With the movement control order (MCO) and work-from-home directives, car owners everywhere recorded much lower usage in 2020. We all love driving and many of us took to the streets the moment the MCO and interstate travel restrictions were lifted.
However, with the new norm of working from home, yours truly only recorded 6,000 kilometres of driving last year, a huge drop of 70% compared to the year before. With such low mileage, it is not even reaching the stipulated “service at every 10,000 kilometres” in 12 months.
As such, should we still stick to the kilometre-reading or follow the other rule- every six months?
What happens if you didn’t follow the specified maintenance schedule?
All dealerships require the owners of new cars to return for maintenance activities at a stipulated schedule. The majority of mass-market vehicles have a schedule of every 10,000 km travelled or six calendar months from the last date of service, whichever occurs first.
Volkswagen in Malaysia meanwhile require customers to return just once a year, or every 15,000 km, applied to every car from the Polo 1.6 to the Golf R. Check your owner’s and servicing manual for specifics.
Servicing is important as the engine oil is changed, together with the oil filter and other inspection that ensures the vehicle performs at its best. At certain intervals, transmission fluid is replaced, air and fuel filters swapped to new units, as well as replenishing the brake fluid.
With such little driving done last year, owners of new vehicles must still adhere to the time-based servicing schedule of every six months, or as stipulated in the individual manufacturer’s requirement such as Volkswagen.
It sounds like wastage as your engine oil might have only done minimal work, but remember, adhering to the manufacturer prescribed service schedule is one of the key methods to keep your warranty valid.
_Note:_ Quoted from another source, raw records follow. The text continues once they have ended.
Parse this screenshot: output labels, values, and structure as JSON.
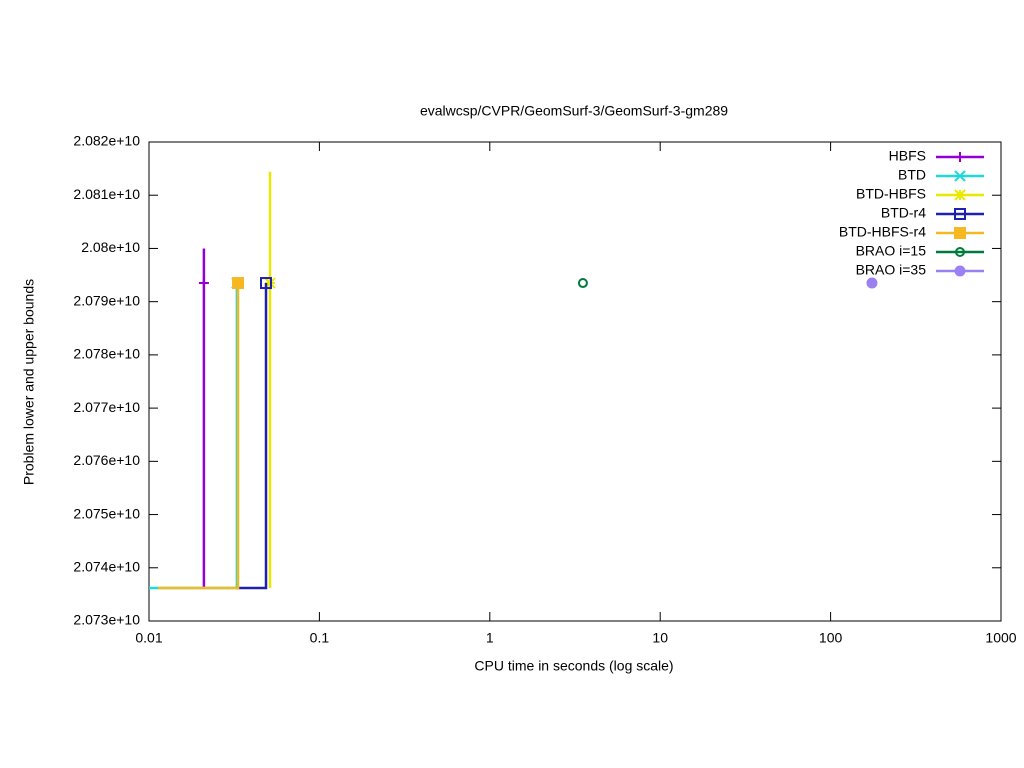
{
  "chart_data": {
    "type": "line",
    "title": "evalwcsp/CVPR/GeomSurf-3/GeomSurf-3-gm289",
    "x_label": "CPU time in seconds (log scale)",
    "y_label": "Problem lower and upper bounds",
    "x_log": true,
    "xlim": [
      0.01,
      1000
    ],
    "xticks": [
      0.01,
      0.1,
      1,
      10,
      100,
      1000
    ],
    "ylim": [
      20730000000,
      20820000000
    ],
    "yticks": [
      {
        "value": 20730000000,
        "label": "2.073e+10"
      },
      {
        "value": 20740000000,
        "label": "2.074e+10"
      },
      {
        "value": 20750000000,
        "label": "2.075e+10"
      },
      {
        "value": 20760000000,
        "label": "2.076e+10"
      },
      {
        "value": 20770000000,
        "label": "2.077e+10"
      },
      {
        "value": 20780000000,
        "label": "2.078e+10"
      },
      {
        "value": 20790000000,
        "label": "2.079e+10"
      },
      {
        "value": 20800000000,
        "label": "2.08e+10"
      },
      {
        "value": 20810000000,
        "label": "2.081e+10"
      },
      {
        "value": 20820000000,
        "label": "2.082e+10"
      }
    ],
    "legend": "top-right",
    "series": [
      {
        "name": "HBFS",
        "color": "#9400d3",
        "marker": "plus",
        "x": [
          0.021,
          0.021
        ],
        "values": [
          20736200000,
          20800000000
        ],
        "marker_x": [
          0.021
        ],
        "marker_values": [
          20793500000
        ]
      },
      {
        "name": "BTD",
        "color": "#20d8d8",
        "marker": "cross",
        "x": [
          0.01,
          0.0328,
          0.0328
        ],
        "values": [
          20736200000,
          20736200000,
          20793500000
        ],
        "marker_x": [
          0.0328
        ],
        "marker_values": [
          20793500000
        ]
      },
      {
        "name": "BTD-HBFS",
        "color": "#e8e800",
        "marker": "star",
        "x": [
          0.0513,
          0.0513
        ],
        "values": [
          20736200000,
          20814400000
        ],
        "marker_x": [
          0.0513
        ],
        "marker_values": [
          20793500000
        ]
      },
      {
        "name": "BTD-r4",
        "color": "#2020b0",
        "marker": "square",
        "x": [
          0.0328,
          0.0486,
          0.0486
        ],
        "values": [
          20736200000,
          20736200000,
          20793500000
        ],
        "marker_x": [
          0.0486
        ],
        "marker_values": [
          20793500000
        ]
      },
      {
        "name": "BTD-HBFS-r4",
        "color": "#f5b820",
        "marker": "filled-square",
        "x": [
          0.0113,
          0.0333,
          0.0333
        ],
        "values": [
          20736200000,
          20736200000,
          20793500000
        ],
        "marker_x": [
          0.0333
        ],
        "marker_values": [
          20793500000
        ]
      },
      {
        "name": "BRAO i=15",
        "color": "#007a3a",
        "marker": "circle",
        "x": [],
        "values": [],
        "marker_x": [
          3.52
        ],
        "marker_values": [
          20793500000
        ]
      },
      {
        "name": "BRAO i=35",
        "color": "#9a80f0",
        "marker": "filled-circle",
        "x": [],
        "values": [],
        "marker_x": [
          174.9
        ],
        "marker_values": [
          20793500000
        ]
      }
    ]
  }
}
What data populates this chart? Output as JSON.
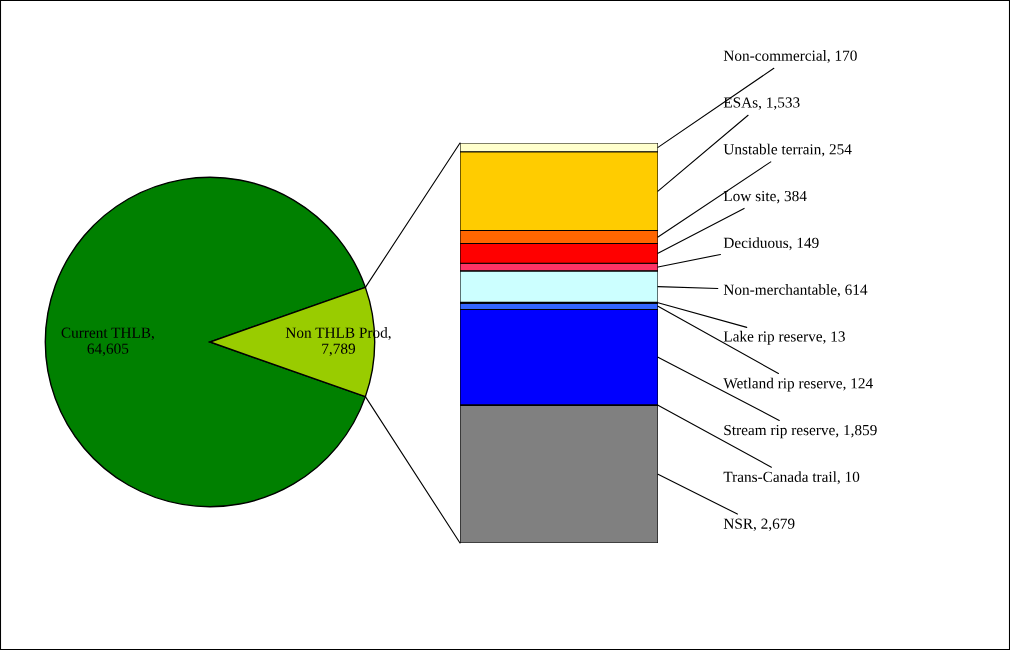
{
  "chart_data": [
    {
      "type": "pie",
      "categories": [
        null,
        null
      ],
      "values": [
        64605,
        7789
      ],
      "value_labels": [
        "Current THLB,\n64,605",
        "Non THLB Prod,\n7,789"
      ],
      "colors": [
        "#008000",
        "#99cc00"
      ]
    },
    {
      "type": "bar",
      "stacked": true,
      "categories": [
        null
      ],
      "series": [
        {
          "color": "#808080",
          "values": [
            2679
          ],
          "value_labels": [
            "NSR, 2,679"
          ]
        },
        {
          "color": "#993366",
          "values": [
            10
          ],
          "value_labels": [
            "Trans-Canada trail, 10"
          ]
        },
        {
          "color": "#0000ff",
          "values": [
            1859
          ],
          "value_labels": [
            "Stream rip reserve, 1,859"
          ]
        },
        {
          "color": "#3366ff",
          "values": [
            124
          ],
          "value_labels": [
            "Wetland rip reserve, 124"
          ]
        },
        {
          "color": "#000080",
          "values": [
            13
          ],
          "value_labels": [
            "Lake rip reserve, 13"
          ]
        },
        {
          "color": "#ccffff",
          "values": [
            614
          ],
          "value_labels": [
            "Non-merchantable, 614"
          ]
        },
        {
          "color": "#ff3366",
          "values": [
            149
          ],
          "value_labels": [
            "Deciduous, 149"
          ]
        },
        {
          "color": "#ff0000",
          "values": [
            384
          ],
          "value_labels": [
            "Low site, 384"
          ]
        },
        {
          "color": "#ff6600",
          "values": [
            254
          ],
          "value_labels": [
            "Unstable terrain, 254"
          ]
        },
        {
          "color": "#ffcc00",
          "values": [
            1533
          ],
          "value_labels": [
            "ESAs, 1,533"
          ]
        },
        {
          "color": "#ffffcc",
          "values": [
            170
          ],
          "value_labels": [
            "Non-commercial, 170"
          ]
        }
      ]
    }
  ]
}
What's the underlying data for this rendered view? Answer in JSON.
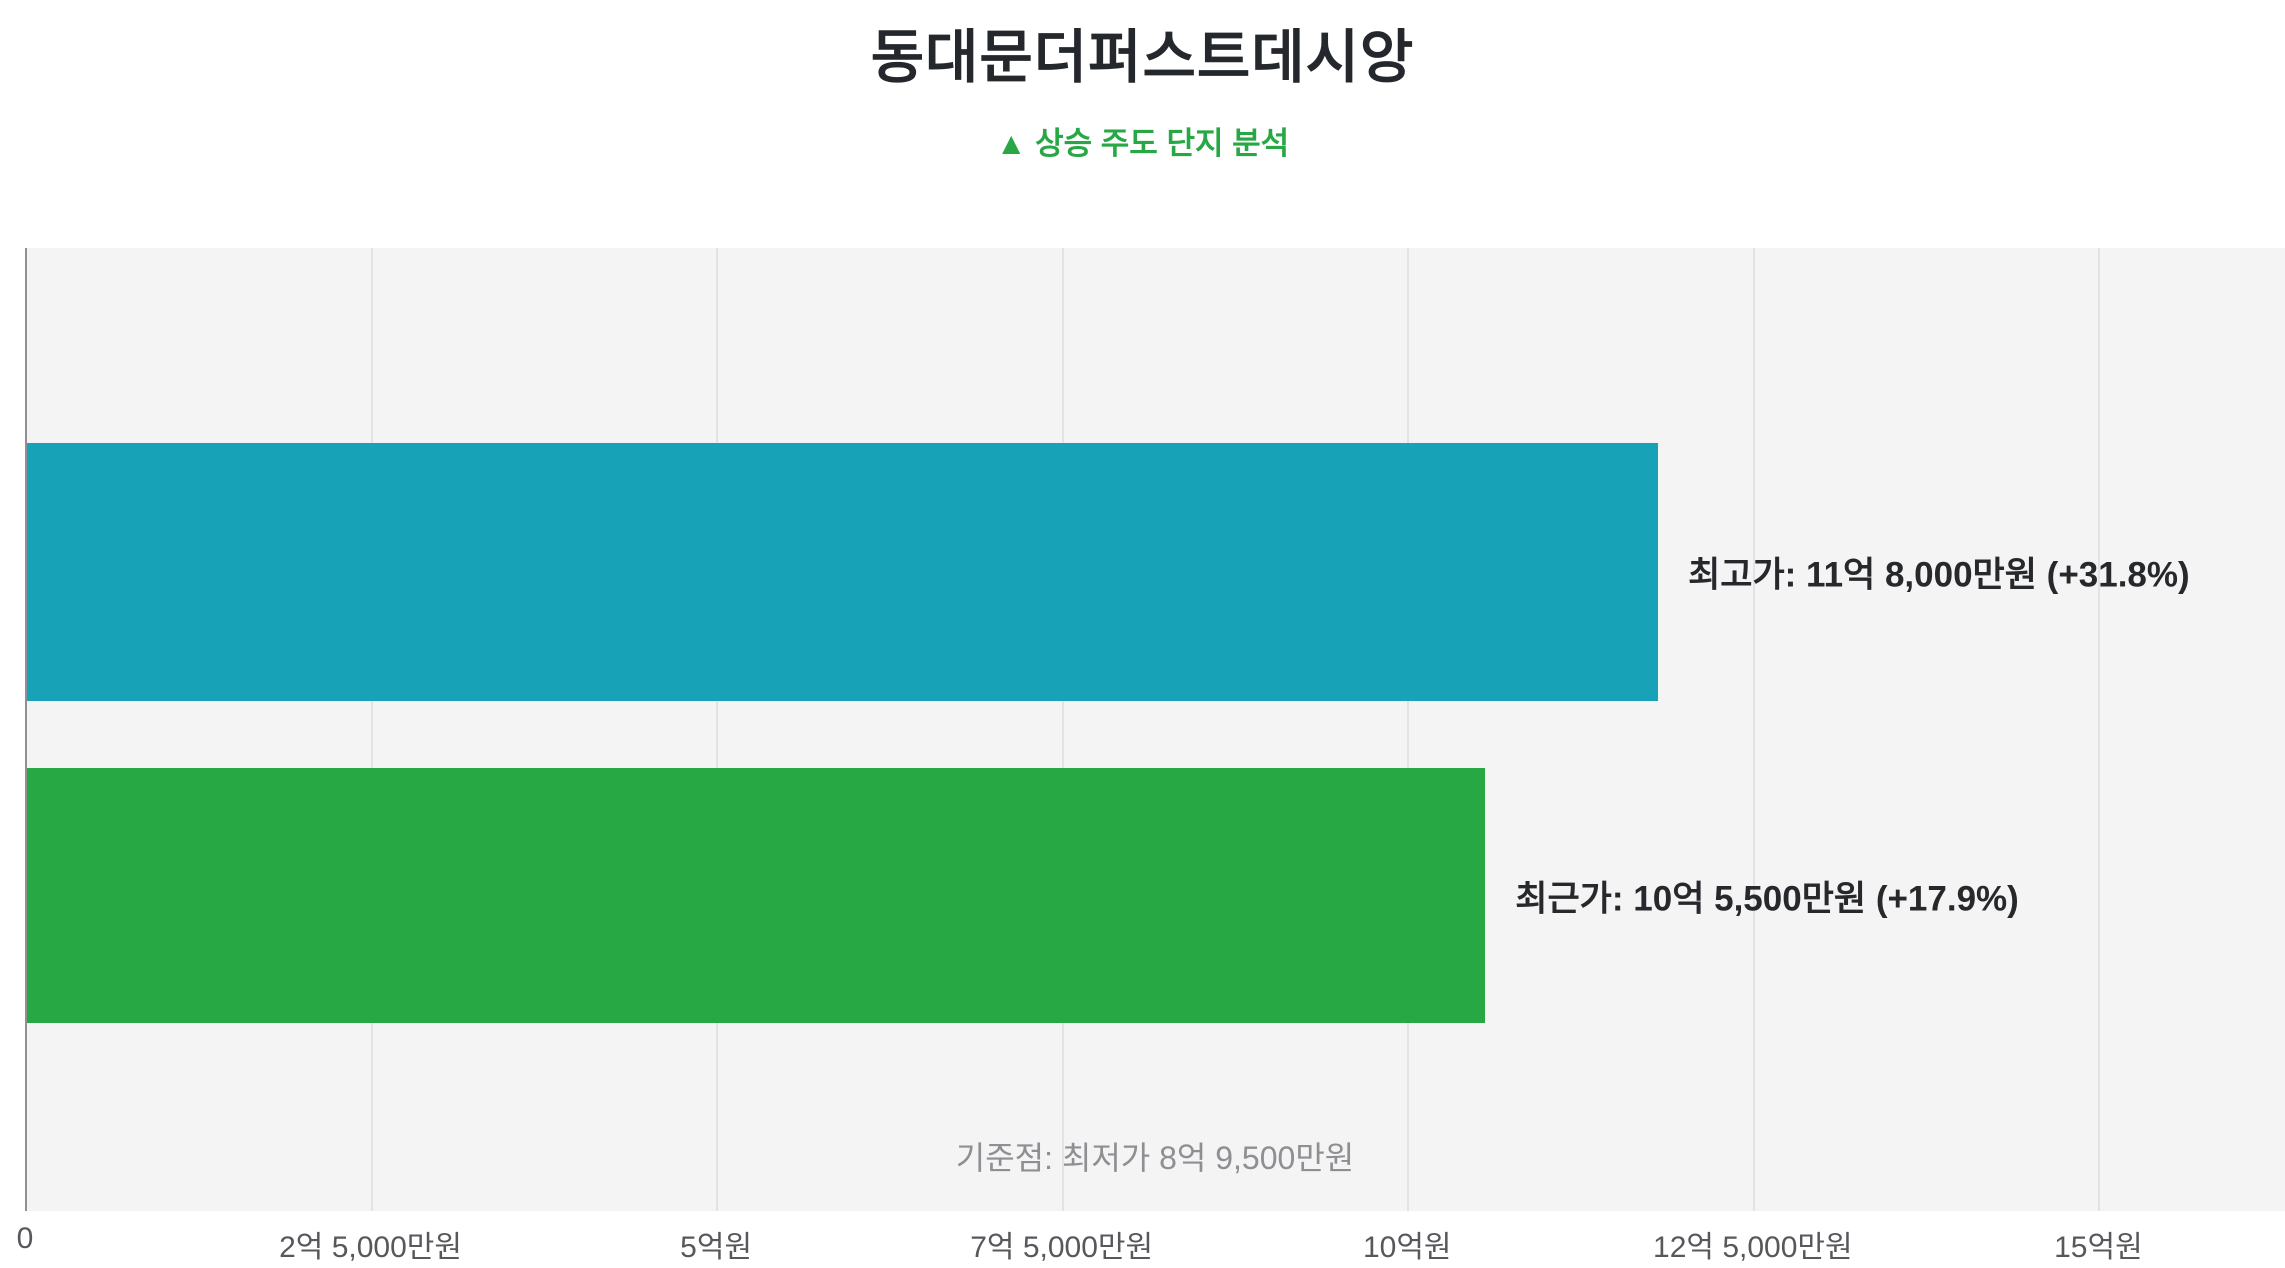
{
  "header": {
    "title": "동대문더퍼스트데시앙",
    "subtitle": "▲ 상승 주도 단지 분석",
    "subtitle_color": "#28a745"
  },
  "chart_data": {
    "type": "bar",
    "orientation": "horizontal",
    "title": "동대문더퍼스트데시앙",
    "subtitle": "▲ 상승 주도 단지 분석",
    "unit": "만원",
    "categories": [
      "최고가",
      "최근가"
    ],
    "series": [
      {
        "name": "최고가",
        "value": 118000,
        "pct_change": "+31.8%",
        "label": "최고가: 11억 8,000만원 (+31.8%)",
        "color": "#18a2b8"
      },
      {
        "name": "최근가",
        "value": 105500,
        "pct_change": "+17.9%",
        "label": "최근가: 10억 5,500만원 (+17.9%)",
        "color": "#28a745"
      }
    ],
    "baseline_note": "기준점: 최저가 8억 9,500만원",
    "baseline_value": 89500,
    "x_ticks": [
      {
        "value": 0,
        "label": "0"
      },
      {
        "value": 25000,
        "label": "2억 5,000만원"
      },
      {
        "value": 50000,
        "label": "5억원"
      },
      {
        "value": 75000,
        "label": "7억 5,000만원"
      },
      {
        "value": 100000,
        "label": "10억원"
      },
      {
        "value": 125000,
        "label": "12억 5,000만원"
      },
      {
        "value": 150000,
        "label": "15억원"
      }
    ],
    "xlim": [
      0,
      163500
    ],
    "grid": true,
    "plot_background": "#f4f4f5",
    "legend": "none"
  }
}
Apart from wear during operation, oil in the engine also deteriorates with time.
Oxidation occurs when oxygen molecules interact with oil molecules which will lead to chemical breakdown, reducing the oil’s protective capabilities plus an increase in viscosity.
Carefully blended additives in the engine oil are also designed to deplete with time. Anti-wear additives are added to oils to form a sacrificial barrier and it is this sacrificial nature that makes engine oils lose their effectiveness and must be changed.
By not adhering to the six-month schedule, the dealership has a strong reason to deny any replacement on parts that fall under the warranty coverage. New car owners should also return to only authorised dealerships for all scheduled preventive maintenance servicing. This is to ensure all fluids and replacement parts are genuine items.
Filters might be clogged up if you overstretched your servicing schedule, making the vehicle consume more fuel and could even cause a breakdown while driving.
The brake system meanwhile might be less effective and suffer more fade, as the corrosion inhibitor additive in the brake fluid has worsened and overheats.
Some new car owners mentioned earlier that they could not get a slot to service their vehicle within the six months interval (MCO, reduced staff, distancing etc). Under these circumstances, the agreement between the dealership and the owner must be clearly laid out. With computerised data logging, remarks can easily be tagged to specific vehicles.
Alright, so you drive a car that is already out of warranty coverage. Well then, it is best to check with your regular mechanic if you can stretch your servicing interval. You might have been using semi-synthetic engine oil and these do not hold their lubricating qualities as long as fully synthetic oils.
Fully synthetic oils are made with base oils that are more resilient to oxidation and heat, while their additives also typically provide better performance.
So, in summary, can I stretch my service interval to follow the 10,000-kilometre distance? For owners of new cars, the answer is no. It will void your warranty and complicate things further being a new car owner. Follow the prescribed month-based schedule even if you only have done 1,000 kilometres.
For owners with a car that is already out of warranty, it’s best is to check with your mechanic. But on a personal recommendation, best to get the oil change by the ninth month since the last change, as it is already a 50% stretch on the life of the engine oil.
We treasure our cars and definitely like to have the best for our passion and hobby. The engine oil is the lifeline of the car, and it is better to spend on servicing rather than deal with a breakdown later, keeping in mind ‘penny wise, pound foolish’.